Conviction in a particular belief -- being confident -- is in all likelihood the oldest medicine known to man. This confidence in our belief, whatever it is, might be earned through many years of hard work, or it may be more spontaneous. Either way, confidence -- often obtained through a story we tell ourselves -- makes it more likely our body will respond favorably.
The "story" is the placebo, and the placebo is the story.
If you believe the story that a certain procedure can reduce blood pressure, the odds of it working go dramatically up. If you believe it's possible to relieve pain of any kind by taking a sugar pill, it's remarkable how efficacious sugar pills can be.
Placebos really do work, and they're real.
Can a placebo really just be a story someone tells us, and then we believe it? Or is it more of a story we tell ourselves? Either way, a placebo creates actual--as in molecular--change in the way our brains and our bodies work.
Placebos make our aching joints and bones feel better, make wine taste better, maybe even make matcha taste better. It makes various pharmaceutical therapies more effective, and it can even help lift the fog of depression.
Try to imagine the following:
Fake knee surgery.
Fake pain relievers for lower back pain.
Besides the word fake, what do these have in common?
They're all part of a rich medical dataset of studies focused on placebos.

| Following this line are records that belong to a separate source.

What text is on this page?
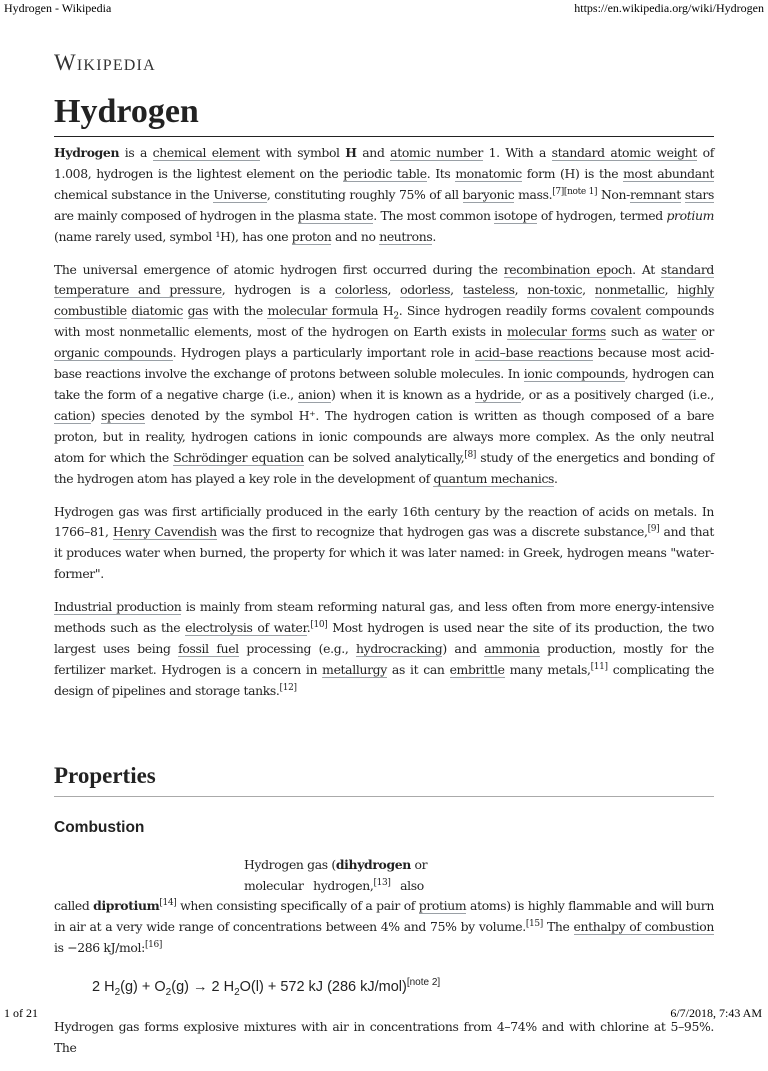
Hydrogen - Wikipedia	https://en.wikipedia.org/wiki/Hydrogen
Wikipedia
Hydrogen

Hydrogen is a chemical element with symbol H and atomic number 1. With a standard atomic weight of 1.008, hydrogen is the lightest element on the periodic table. Its monatomic form (H) is the most abundant chemical substance in the Universe, constituting roughly 75% of all baryonic mass.[7][note 1] Non-remnant stars are mainly composed of hydrogen in the plasma state. The most common isotope of hydrogen, termed protium (name rarely used, symbol ¹H), has one proton and no neutrons.

The universal emergence of atomic hydrogen first occurred during the recombination epoch. At standard temperature and pressure, hydrogen is a colorless, odorless, tasteless, non-toxic, nonmetallic, highly combustible diatomic gas with the molecular formula $H_2$. Since hydrogen readily forms covalent compounds with most nonmetallic elements, most of the hydrogen on Earth exists in molecular forms such as water or organic compounds. Hydrogen plays a particularly important role in acid–base reactions because most acid-base reactions involve the exchange of protons between soluble molecules. In ionic compounds, hydrogen can take the form of a negative charge (i.e., anion) when it is known as a hydride, or as a positively charged (i.e., cation) species denoted by the symbol H⁺. The hydrogen cation is written as though composed of a bare proton, but in reality, hydrogen cations in ionic compounds are always more complex. As the only neutral atom for which the Schrödinger equation can be solved analytically,[8] study of the energetics and bonding of the hydrogen atom has played a key role in the development of quantum mechanics.

Hydrogen gas was first artificially produced in the early 16th century by the reaction of acids on metals. In 1766–81, Henry Cavendish was the first to recognize that hydrogen gas was a discrete substance,[9] and that it produces water when burned, the property for which it was later named: in Greek, hydrogen means "water-former".

Industrial production is mainly from steam reforming natural gas, and less often from more energy-intensive methods such as the electrolysis of water.[10] Most hydrogen is used near the site of its production, the two largest uses being fossil fuel processing (e.g., hydrocracking) and ammonia production, mostly for the fertilizer market. Hydrogen is a concern in metallurgy as it can embrittle many metals,[11] complicating the design of pipelines and storage tanks.[12]

Properties
Combustion
Hydrogen gas (dihydrogen or
molecular hydrogen,[13] also

called diprotium[14] when consisting specifically of a pair of protium atoms) is highly flammable and will burn in air at a very wide range of concentrations between 4% and 75% by volume.[15] The enthalpy of combustion is −286 kJ/mol:[16]

2 $H_2(g) + O_2(g) \to 2$ $H_2O(l) + 572$ kJ (286 kJ/mol)[note 2]

Hydrogen gas forms explosive mixtures with air in concentrations from 4–74% and with chlorine at 5–95%. The

1 of 21	6/7/2018, 7:43 AM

Fake knee surgery, really? Yes. In a landmark study by Finnish researchers published in the New England Journal of Medicine, a fake surgical procedure, it turns out, is just as good as real surgery at reducing pain and other symptoms in some patients suffering from torn knee cartilage.

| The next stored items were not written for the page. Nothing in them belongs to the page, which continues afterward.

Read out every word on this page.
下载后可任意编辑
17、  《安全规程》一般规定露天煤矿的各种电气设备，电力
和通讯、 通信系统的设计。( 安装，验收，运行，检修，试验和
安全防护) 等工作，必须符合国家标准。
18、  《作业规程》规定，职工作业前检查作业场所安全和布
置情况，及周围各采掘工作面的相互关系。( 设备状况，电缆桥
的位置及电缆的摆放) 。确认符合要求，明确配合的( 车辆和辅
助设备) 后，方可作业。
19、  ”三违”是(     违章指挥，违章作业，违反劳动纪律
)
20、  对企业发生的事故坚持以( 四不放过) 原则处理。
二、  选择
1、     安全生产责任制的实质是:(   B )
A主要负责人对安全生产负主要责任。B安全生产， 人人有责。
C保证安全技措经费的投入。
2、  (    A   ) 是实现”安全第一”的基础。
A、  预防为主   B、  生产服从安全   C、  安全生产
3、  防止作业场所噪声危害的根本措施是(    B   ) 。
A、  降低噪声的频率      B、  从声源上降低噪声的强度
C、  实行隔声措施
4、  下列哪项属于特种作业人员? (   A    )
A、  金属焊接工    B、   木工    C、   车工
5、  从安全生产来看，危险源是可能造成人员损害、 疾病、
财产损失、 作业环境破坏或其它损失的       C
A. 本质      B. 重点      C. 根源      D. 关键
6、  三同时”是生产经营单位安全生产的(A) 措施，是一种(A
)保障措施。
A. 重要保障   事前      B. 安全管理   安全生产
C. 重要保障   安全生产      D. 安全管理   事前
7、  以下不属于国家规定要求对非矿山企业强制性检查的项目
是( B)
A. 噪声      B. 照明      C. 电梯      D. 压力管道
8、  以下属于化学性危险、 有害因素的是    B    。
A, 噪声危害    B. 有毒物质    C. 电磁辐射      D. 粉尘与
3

"Placebo painkillers can trigger the release of endorphins and endogenous opioids in the brain,” placebo expert Jo Marchant told the publication Quartz. “These are the neurotransmitters that opiate drugs are designed to mimic. The placebo painkiller is working through the same biochemical pathways as the drug.”
Placebos are within a few percentage points of being as effective as antidepressants, with none of the side effects.
If you start to believe --and you need some conviction here -- that placebos are really incredibly effective medicine, your odds are excellent that they indeed will indeed work.
But wouldn't knowing that you're taking a fake pill more or less cancel out whatever beneficial effect it might have? You'd think so! But no -- according to many different studies, it doesn't even matter if the user is cognizant that she's taking a placebo; it still works!
So how do you give yourself a placebo?
"Engaging in the ritual of healthy living — eating right, exercising, yoga, quality social time, meditating — probably provides some of the key ingredients of a placebo effect," says Ted Kaptchuk, a professor of medicine at Harvard Medical School, and one of the world's foremost authorities on placebos. "While these activities are positive interventions in their own right, the level of attention you give can enhance their benefits. The attention and emotional support you give yourself is often not something you can easily measure, but it can help you feel more comfortable in the world, and that can go a long way when it comes to healing."
What can we do to harness some of the power of the placebo? How do we best take care of ourselves?
All the obvious ways we all know work -- daily exercise, an excellent, whole-foods-based diet (not the grocery chain, actual whole raw foods), commitment to good sleeping habits, treating yourself to a yoga class or a massage, are all excellent places to start. “It may be that getting some kind of attention and care is telling your brain ‘I’m safe and I’m being looked after,’” writes Marchant.
So, is matcha a placebo? Yes, absolutely: if you think it's going to give you all the health benefits you've come to expect, then your odds of actually getting them go dramatically up. Is it still good for you, even though it can be considered a placebo? Of course! It still has all the essential optimum health properties, including like the plethora of antioxidants, catechins, flavonoids, amino acids, and polyphenols in every serving, each with its own published history in the medical journals. It's a blood-sugar stabilizer, anti inflammatory, probiotic that promotes healthy teeth and gums.
We've assembled a research database that is a good place to look for medical and scientific studies on the efficacy of green tea in general and matcha in particular. We built it because, to our knowledge, nothing like it exists on the internet, so it serves a very useful purpose.
The ritual of carefully and mindfully making a cup of matcha is soothing, and reassuring. It allows you to pause, to consciously know that you're doing something beneficial for yourself (and for your family, which needs you be at your healthiest). This itself is hugely valuable, according to all the placebo research.
You could do worse than imagining yourself getting more focused, more nourished, more immune. through a daily cup of matcha. You might actually become those things.